Critique groups can be less than ideal. You get a bunch of writers together to explicitly pick apart one another’s work, there’s no guarantee that you’re going to end up with something better, but you damn sure might end up with something routinely not you. And the opposite can be true, too — they might all love what you wrote, despite the fact that the thing you wrote needs serious work. This is complicated further by social biases: friends don’t want to hurt friends, so maybe they withhold honesty or literally don’t see the problem.

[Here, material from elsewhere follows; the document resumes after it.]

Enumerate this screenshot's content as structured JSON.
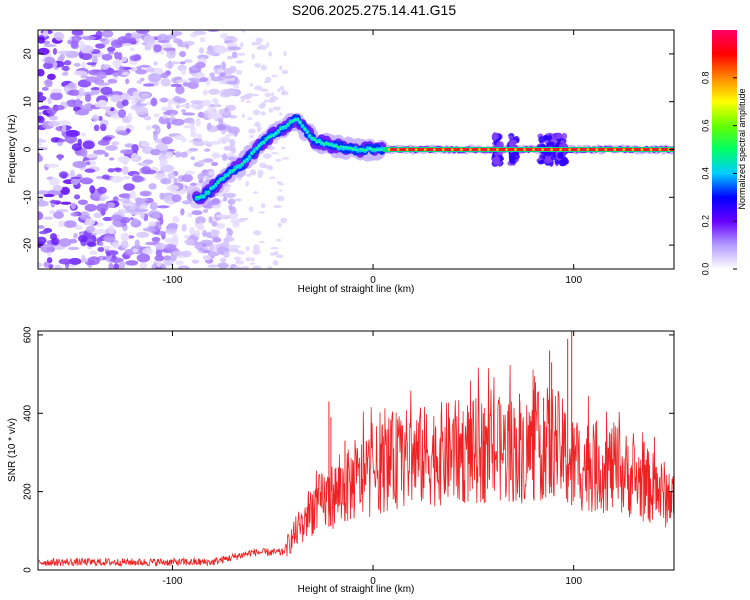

Friends also might unconsciously want to hurt friends because, well, we’re a bundle of terrible complexities and maybe there’s some jealousy involved or some kind of unperceived resentment, oh no. Plus, a critique group sometimes feels obligated to find problems just to make use of themselves, which means they’re inventing problems rather than highlighting existing problems, and you might feel obligated to make changes because you don’t want to be rude — but maybe you have your own resentments and disregard good edits because of them, and, and, and….

CHUCK WENDIG

Bad Dialogue

Nothing can break the mood of a piece of writing like bad dialogue. My students are miserable when they are reading an otherwise terrific story to the class and then hit a patch of dialogue that is so purple and expositional that it reads like something from a childhood play by the Gabor sisters. ... I can see the surprise on my students' faces, because the dialogue looked okay on paper, yet now it sounds as if it were poorly translated from their native Hindi.